I did learn some important things about driving during my visit. The roadways are shared by a variety of both modern and outdated modes of transportation (foot, bike, taxi, donkey cart, bus, three wheeled scooter...) and has an interesting set of traffic guidelines. Here are some basic groundrules:
1. Don't wear a seatbelt. We are not quite sure what this part of your vehicle is meant to do, but until you find out, it's best to leave it where it is.
2. When driving, remember blindspots. Blindspots have to do with people who have no vision, and have nothing to do with motor vehicles. Since you have eyes, keep them looking straight out the windshield in front of you.
3. Make sure your horn is working and test it frequently. Honk when you pull blindly into traffic, merge lanes, cut someone off, pull a uturn in oncoming traffic, or drive on the wrong side of the road. If you haven't touched it in the last few minutes, give it a quick honk just to make sure that sucker is still working.

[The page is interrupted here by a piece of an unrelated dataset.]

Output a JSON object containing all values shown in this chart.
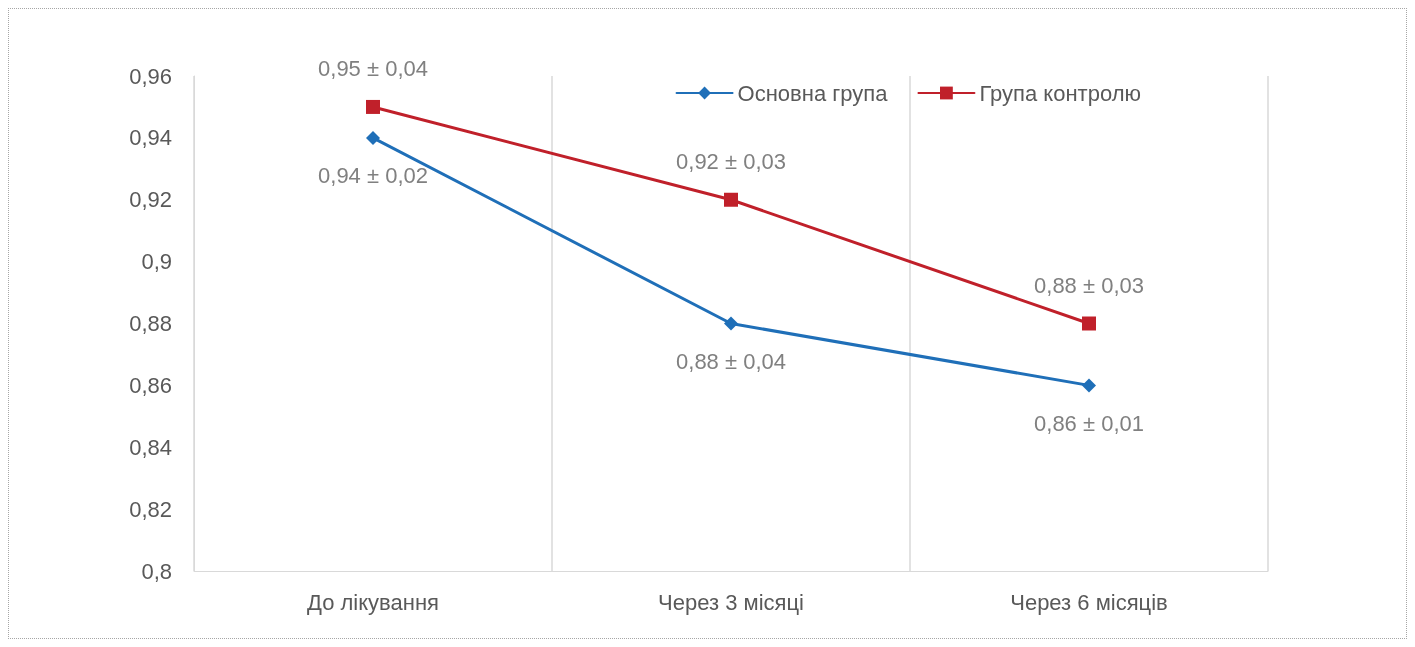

4. Sidewalks. Read that again, slowly this time. P a r k i n g area. There, that's better. Of course there are people here- use your horn! Pedestrians have the right to get out of the way. Sidewalks also can function as a great alternative to getting where you want to go faster that the traffic jam in the actual road.5. Left hand turn lanes. Left hand turn lanes additionally function as the ideal point for positioning yourself to overtake the traffic stopped at the red light. If the lane is empty, scoot right in. Then when the light turns green- voila! - you can cut right back into traffic (remember the no blind spots rule and to use your horn dramatically). Blinker completely unnecessary, and a waste of time. Plus, that hand probably has a cigarette or a cell phone in it already, and it would be a shame to stop talking or texting or give up on the smoke for the sake of a little blinking light. (priorities, people. Priorities. Get them straight.)
Near accident experiences: 325. And then I stopped counting the second day.